The part of me that said such awful things about my dad to Cam O’Brian…
what if it’s growing bigger? What if it’s winning?
What if the apathy I’m starting to feel is the price for every stolen night with Jack?
His weight on my bones, his mouth at my throat, and his fingers…
I can’t finish the thought. Can’t tame the memory of that night enough to survive the HD replay. Least, I think I can’t, then it hits me anyway, hot and sharp, and I throw an arm over my face, shouting a wretched groan into the wind. This would be a hell of a lot easier if Jack was bad at sex.
Or even just a little bit less than devastating.
Ruinous.
The kind of good that has me leaving all rational thought on the deck as a sacrifice to the sea and being a little slower to retrieve it each and every time.
You need to tell him.
About that night, and that I’m head-over-heels in love with him.
Facts that haven’t changed—facts that won’t change.
And yet every time I open my stupid mouth, fate intervenes.
So maybe I’ll stay out here. Let the sea have me for a while.
Let the cold and the grey eclipse the racket in my head until there’s nothing left of me but the salt on my skin.
In the end, though, the gulls get bored of circling and one finally lands close enough to scream the sign I’ve been waiting on right into my skull.
Go home, Sol.
Fine. I wrench my eyes open and roll to my feet. Spend an hour wrestling with the engine, then another two nursing the Sirona home.
It’s dark when I reach the harbour and I’m so late my phone has been pinging with messages since I sailed back into range.
Oscar.
Skylar.
Oscar again.
I reply to them both with a proof of life thumbs up emoji and steer the Sirona to the quay where the crab buyer waits. Sell my catch for peanuts and sail on to the cove, come alongside and shut off the engine.
Sudden quiet swamps my senses.
Stillness.
I’m hyperaware of eyes on me—Jack and Mal would be proud—and I glance around to find the friendly loan shark heading my way.
I mutter a curse, mooring the Sirona until it occurs to me too late he might’ve come for her.
As it happens, he hasn’t. But he needs something to keep his bosses happy until the new year, and I need him gone before Jack comes outside and tosses him into the sea.
“Wait here.”
I sneak through the abandoned kitchens and into the Joker, for once grateful Jack rarely checks the security screens. Upstairs, I unhook my grandad’s vintage concertina from my bedroom wall and cart it downstairs to pay the growing interest on Dav’s illegal debt. “It’s never going to end, is it?”
The loan shark winces and I almost feel bad for him. “Not without a lump sum payment. You think you might swing it? After Christmas and that? Save me keep coming back.”
I shake my head, tilting my face to the sky and the murky clouds hiding the stars. “Never going to happen. If you’re gonna shank me or take my livelihood away, you might as well do it now.”
He thinks I’m joking and he leaves with the concertina and a piece of my family we’ll never get back.
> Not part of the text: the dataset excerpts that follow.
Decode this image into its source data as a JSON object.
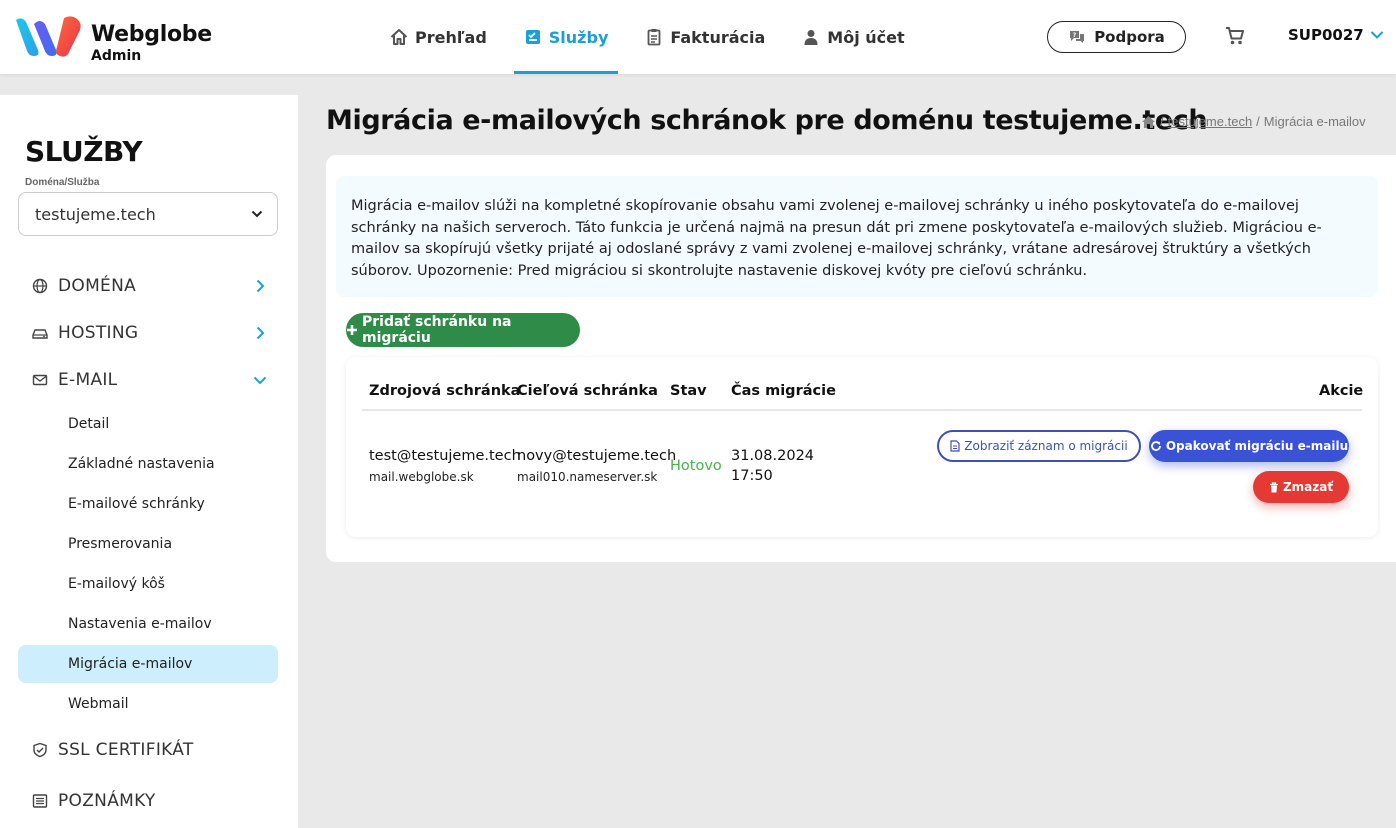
{
  "brand": {
    "name": "Webglobe",
    "subtitle": "Admin"
  },
  "nav": {
    "items": [
      {
        "label": "Prehľad",
        "icon": "home-icon",
        "active": false
      },
      {
        "label": "Služby",
        "icon": "services-icon",
        "active": true
      },
      {
        "label": "Fakturácia",
        "icon": "invoice-icon",
        "active": false
      },
      {
        "label": "Môj účet",
        "icon": "user-icon",
        "active": false
      }
    ],
    "support_label": "Podpora",
    "user_label": "SUP0027",
    "accent": "#1aa0d8"
  },
  "sidebar": {
    "title": "SLUŽBY",
    "domain_label": "Doména/Služba",
    "domain_value": "testujeme.tech",
    "sections": [
      {
        "label": "DOMÉNA",
        "icon": "globe-icon"
      },
      {
        "label": "HOSTING",
        "icon": "server-icon"
      },
      {
        "label": "E-MAIL",
        "icon": "envelope-icon"
      },
      {
        "label": "SSL CERTIFIKÁT",
        "icon": "shield-icon"
      },
      {
        "label": "POZNÁMKY",
        "icon": "notes-icon"
      }
    ],
    "email_items": [
      "Detail",
      "Základné nastavenia",
      "E-mailové schránky",
      "Presmerovania",
      "E-mailový kôš",
      "Nastavenia e-mailov",
      "Migrácia e-mailov",
      "Webmail"
    ],
    "active_item": "Migrácia e-mailov",
    "active_color": "#cdeefc"
  },
  "main": {
    "title": "Migrácia e-mailových schránok pre doménu testujeme.tech",
    "breadcrumb": {
      "link": "testujeme.tech",
      "separator": "/",
      "current": "Migrácia e-mailov"
    },
    "info_text": "Migrácia e-mailov slúži na kompletné skopírovanie obsahu vami zvolenej e-mailovej schránky u iného poskytovateľa do e-mailovej schránky na našich serveroch. Táto funkcia je určená najmä na presun dát pri zmene poskytovateľa e-mailových služieb. Migráciou e-mailov sa skopírujú všetky prijaté aj odoslané správy z vami zvolenej e-mailovej schránky, vrátane adresárovej štruktúry a všetkých súborov. Upozornenie: Pred migráciou si skontrolujte nastavenie diskovej kvóty pre cieľovú schránku.",
    "add_button": "Pridať schránku na migráciu",
    "table": {
      "headers": {
        "source": "Zdrojová schránka",
        "target": "Cieľová schránka",
        "status": "Stav",
        "time": "Čas migrácie",
        "actions": "Akcie"
      },
      "rows": [
        {
          "source_email": "test@testujeme.tech",
          "source_server": "mail.webglobe.sk",
          "target_email": "novy@testujeme.tech",
          "target_server": "mail010.nameserver.sk",
          "status": "Hotovo",
          "date": "31.08.2024",
          "time": "17:50",
          "actions": {
            "view": "Zobraziť záznam o migrácii",
            "retry": "Opakovať migráciu e-mailu",
            "delete": "Zmazať"
          }
        }
      ]
    }
  }
}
It should hurt. But I just sigh and bury myself in the engine hatch until I’ve done enough of a patch job that I can sail again tomorrow—maybe, if I wake up feeling skint enough to be that reckless.
By then, I’ve dodged Oscar twice and the eerie quiet I came home to has been eclipsed by the wall of raucous noise blasting out of the Joker.
Live music.
Shouting.
Singing.
The kind of chaos a tired man can get lost in, but I don’t have that luxury. I should’ve come inside hours ago, a fact underlined the moment I lay eyes on Jack across the jam-packed bar.
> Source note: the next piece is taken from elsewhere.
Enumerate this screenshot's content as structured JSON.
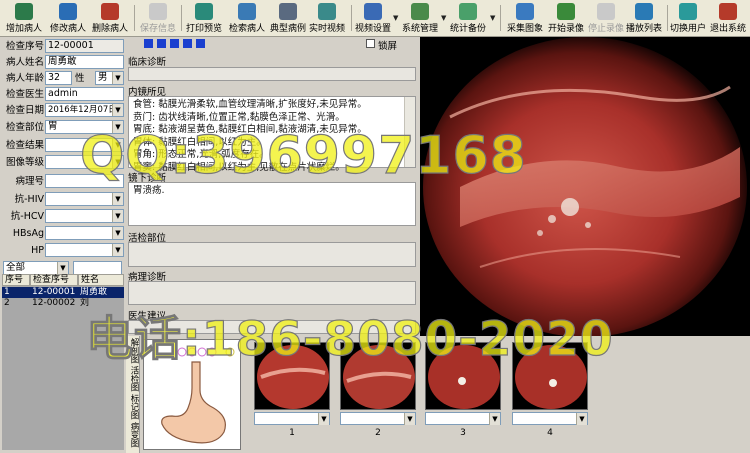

He’s serving, shoulders broad, jaw set, like he could hold the place up if the leaking roof gave up the ghost for good. But his eyes are wrong. As if he’s taking every thump of bass directly to his brain, and I’m in motion before I make a conscious decision.
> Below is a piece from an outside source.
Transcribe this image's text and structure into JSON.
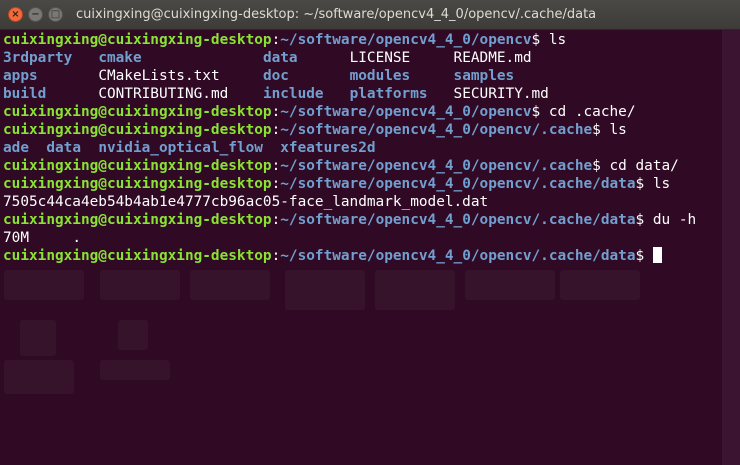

I slip behind the bar. Behind Jack and my chest presses against his back as I pitch my voice low where he can hear me over the din. “Take a break, love.”
Jack tilts his neck to find me, but his gaze is too jittery to hold mine for long. “I’m okay.”
“You don’t have to be. I’m here.”
It’s in him to argue, but he doesn’t. Which tells me how hard he’s struggling. That he’s been clinging to shore for way too long and I’ve just offered him solid ground.
“Go on.” I kiss his cheek, not caring who sees. “Lie down for a while.”
“I’ll come back in a bit.”
“You don’t have to,” I repeat.
“Aye, but I want to be where you are.”
“You’re killing me, Gallagher.”
Jack almost smiles, but now I’m here, his brain has had enough, and he needs out of this carnage before he drops.
He retreats and goes upstairs. I ache to go with him.
To stay with him every minute his TBI leaves him this vulnerable.
But I have to settle for checking on him every half hour, trusting that the deep and near instant sleep he’s found on the sofa is everything he needs as the evening bleeds into the kind of night that never ends.
We make a ton of money, but the clean-up is brutal. I have no idea how late it is by the time I stagger upstairs.
Jack is still on the couch, arm tucked under a cushion, red light from a nearby lamp casting a glow over his face. He hasn’t moved in hours, but a blanket lies over his legs now, and I know better than to think he put it here himself.
Skylar.
He should be at work. But…he’s not. He’s on the other couch, curled in on himself, hood pulled over his face as he sleeps, like he’s trying to disappear, and the sight of him twists my gut.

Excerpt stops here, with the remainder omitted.